Das Internierungslager Katzenau bei Linz bestand während des Ersten Weltkrieges. Es diente der Aufnahme von Zivilpersonen aus Staaten, die mit Österreich-Ungarn Krieg führten, aber auch „unverlässlichen“ Angehörigen der Donaumonarchie. Dies waren hauptsächlich „Reichsitaliener“ und „verdächtige Inländer“ italienischer Nationalität.

Zur Vorgeschichte

Bei den Offensiven in Serbien und Galizien zu Beginn des Ersten Weltkriegs machte die k.u.k. Armee hunderttausende Kriegsgefangene, für die eine Reihe von Lagern gebaut wurde. Die oberösterreichischen Standorte dieser Lager waren Aschach, Braunau, Freistadt, Kleinmünchen, Marchtrenk und Mauthausen. Anders als bei den als "feindliche Kombattanten" internierten Insassen dieser Lager handelte es sich bei den Insassen des Lagers Katzenau jedoch um Zivilisten.

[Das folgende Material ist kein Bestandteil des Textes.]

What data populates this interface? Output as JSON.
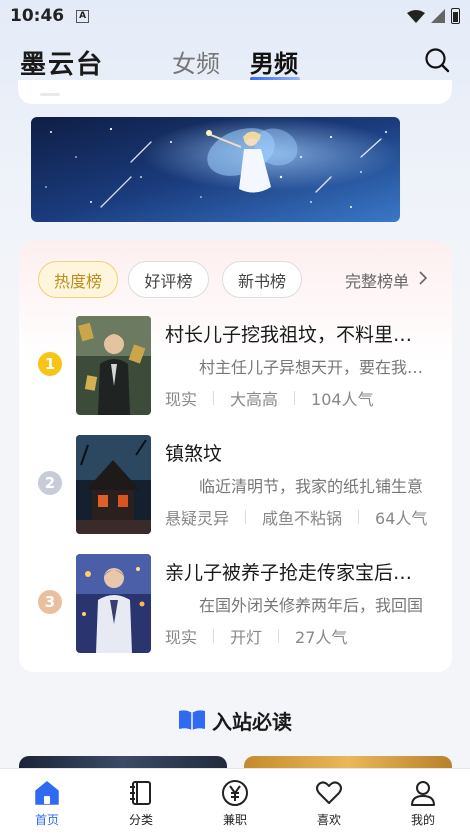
{
  "status_bar": {
    "time": "10:46",
    "notif_icon": "A"
  },
  "header": {
    "logo": "墨云台",
    "tabs": [
      {
        "label": "女频",
        "active": false
      },
      {
        "label": "男频",
        "active": true
      }
    ]
  },
  "ranking": {
    "chips": [
      {
        "label": "热度榜",
        "active": true
      },
      {
        "label": "好评榜",
        "active": false
      },
      {
        "label": "新书榜",
        "active": false
      }
    ],
    "full_list": "完整榜单",
    "books": [
      {
        "rank": "1",
        "rank_color": "#f6c515",
        "title": "村长儿子挖我祖坟，不料里面藏着",
        "desc": "村主任儿子异想天开，要在我家祖坟上",
        "meta": [
          "现实",
          "大高高",
          "104人气"
        ]
      },
      {
        "rank": "2",
        "rank_color": "#c7ccd6",
        "title": "镇煞坟",
        "desc": "临近清明节，我家的纸扎铺生意",
        "meta": [
          "悬疑灵异",
          "咸鱼不粘锅",
          "64人气"
        ]
      },
      {
        "rank": "3",
        "rank_color": "#eabf9e",
        "title": "亲儿子被养子抢走传家宝后悔疯了",
        "desc": "在国外闭关修养两年后，我回国",
        "meta": [
          "现实",
          "开灯",
          "27人气"
        ]
      }
    ]
  },
  "section": {
    "must_read": "入站必读"
  },
  "bottom_nav": [
    {
      "label": "首页",
      "icon": "home-icon",
      "active": true
    },
    {
      "label": "分类",
      "icon": "book-category-icon",
      "active": false
    },
    {
      "label": "兼职",
      "icon": "yen-coin-icon",
      "active": false
    },
    {
      "label": "喜欢",
      "icon": "heart-icon",
      "active": false
    },
    {
      "label": "我的",
      "icon": "user-icon",
      "active": false
    }
  ],
  "colors": {
    "accent": "#2f6bf2",
    "hot_chip_bg": "#fdf6dc",
    "hot_chip_text": "#bd8d1e"
  }
}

Nach dem Kriegseintritt Italiens auf Seite der Entente-Mächte am 23. Mai 1915 ordneten die Militärbehörden der Donaumonarchie rasch die Internierung aller im Staatsgebiet verbliebenen „Reichsitaliener“ (Angehörige des Königreichs Italien) an. Gleichzeitig wurden des Irredentismus verdächtigte italienischsprachige Inländer aus dem Welschtirol/Trentino, aber auch aus dem Österreichischen Küstenland und Dalmatien festgenommen und in Internierungslager oder Konfinierungsstationen verfrachtet.

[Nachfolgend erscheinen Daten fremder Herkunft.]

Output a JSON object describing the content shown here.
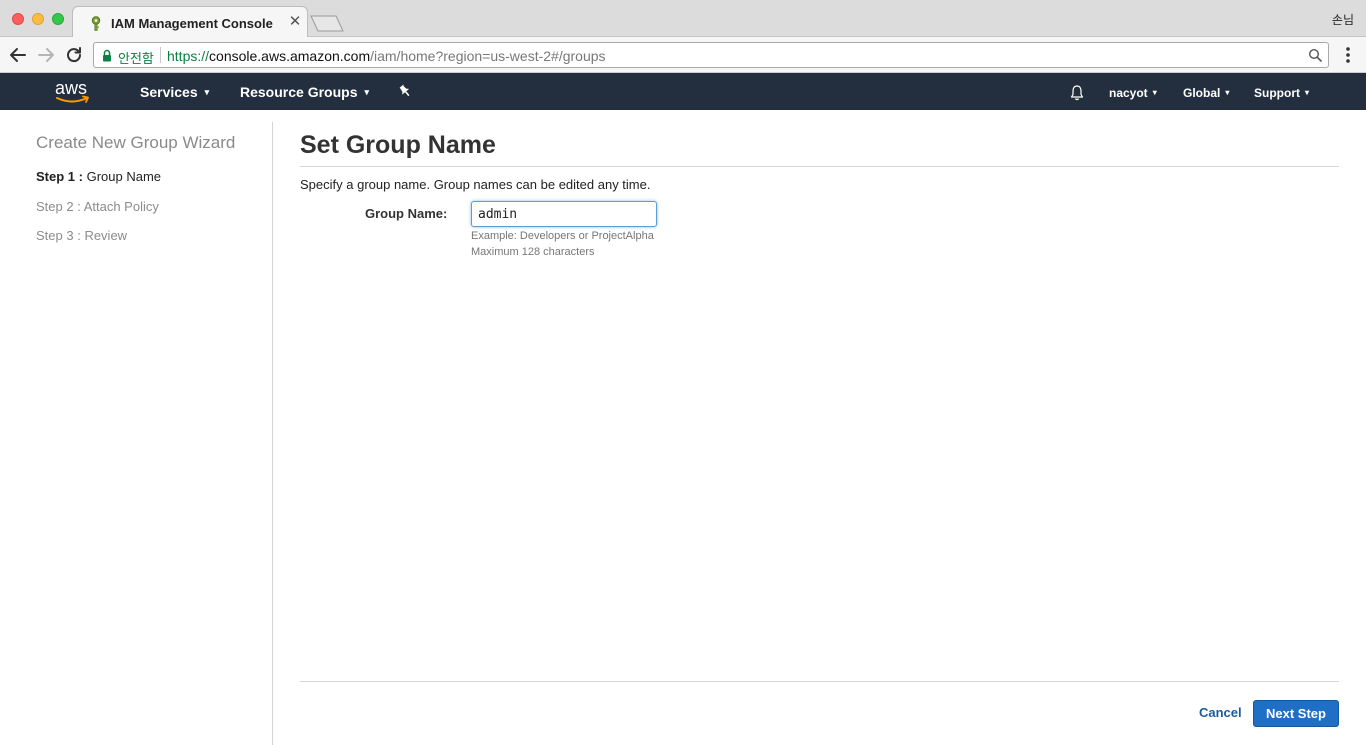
{
  "browser": {
    "tab_title": "IAM Management Console",
    "tab_close": "✕",
    "profile_name": "손님",
    "secure_label": "안전함",
    "url_scheme": "https://",
    "url_host": "console.aws.amazon.com",
    "url_path": "/iam/home?region=us-west-2#/groups",
    "icons": [
      "back-arrow-icon",
      "forward-arrow-icon",
      "reload-icon",
      "lock-icon",
      "search-icon",
      "menu-dots-icon"
    ]
  },
  "aws_nav": {
    "logo_text": "aws",
    "services": "Services",
    "resource_groups": "Resource Groups",
    "user": "nacyot",
    "region": "Global",
    "support": "Support",
    "caret": "▾",
    "icons": [
      "pin-icon",
      "bell-icon"
    ],
    "colors": {
      "background": "#232f3e",
      "logo_smile": "#ff9900"
    }
  },
  "wizard": {
    "title": "Create New Group Wizard",
    "steps": [
      {
        "num": "Step 1 :",
        "label": "Group Name",
        "active": true
      },
      {
        "num": "Step 2 :",
        "label": "Attach Policy",
        "active": false
      },
      {
        "num": "Step 3 :",
        "label": "Review",
        "active": false
      }
    ]
  },
  "main": {
    "title": "Set Group Name",
    "description": "Specify a group name. Group names can be edited any time.",
    "field_label": "Group Name:",
    "field_value": "admin",
    "hint_example": "Example: Developers or ProjectAlpha",
    "hint_max": "Maximum 128 characters",
    "cancel_label": "Cancel",
    "next_label": "Next Step",
    "colors": {
      "primary_button": "#1f6fc7",
      "link": "#1a5a9e"
    }
  }
}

Diese Maßnahmen waren auf Grund der fragwürdigen Haltung Italiens hinsichtlich eines Kriegeintritts schon länger vorher vorbereitet und teilweise mit überzogener Härte und offenem Hass durchgeführt worden.

Zudem wurde aus militärisch-strategischen Gründen auch die Zivilbevölkerung aus den Grenzgebieten zu Italien zwangsevakuiert und über die beiden so genannten „Perlustrierungsstationen“ Salzburg und Leibnitz auf die innerösterreichischen Kronländer verteilt. Teils in Ortschaften (bis Böhmen und Mähren) angesiedelt, fand sich die mittellose Mehrheit der Flüchtlinge in diversen Lagern untergebracht. Dies vor allem in der Steiermark (Wagna bei Leibnitz) sowie Ober- (Braunau) und Niederösterreich (Bruck an der Leitha, Gmünd, Pottendorf-Landegg, Mitterndorf, Steinklamm).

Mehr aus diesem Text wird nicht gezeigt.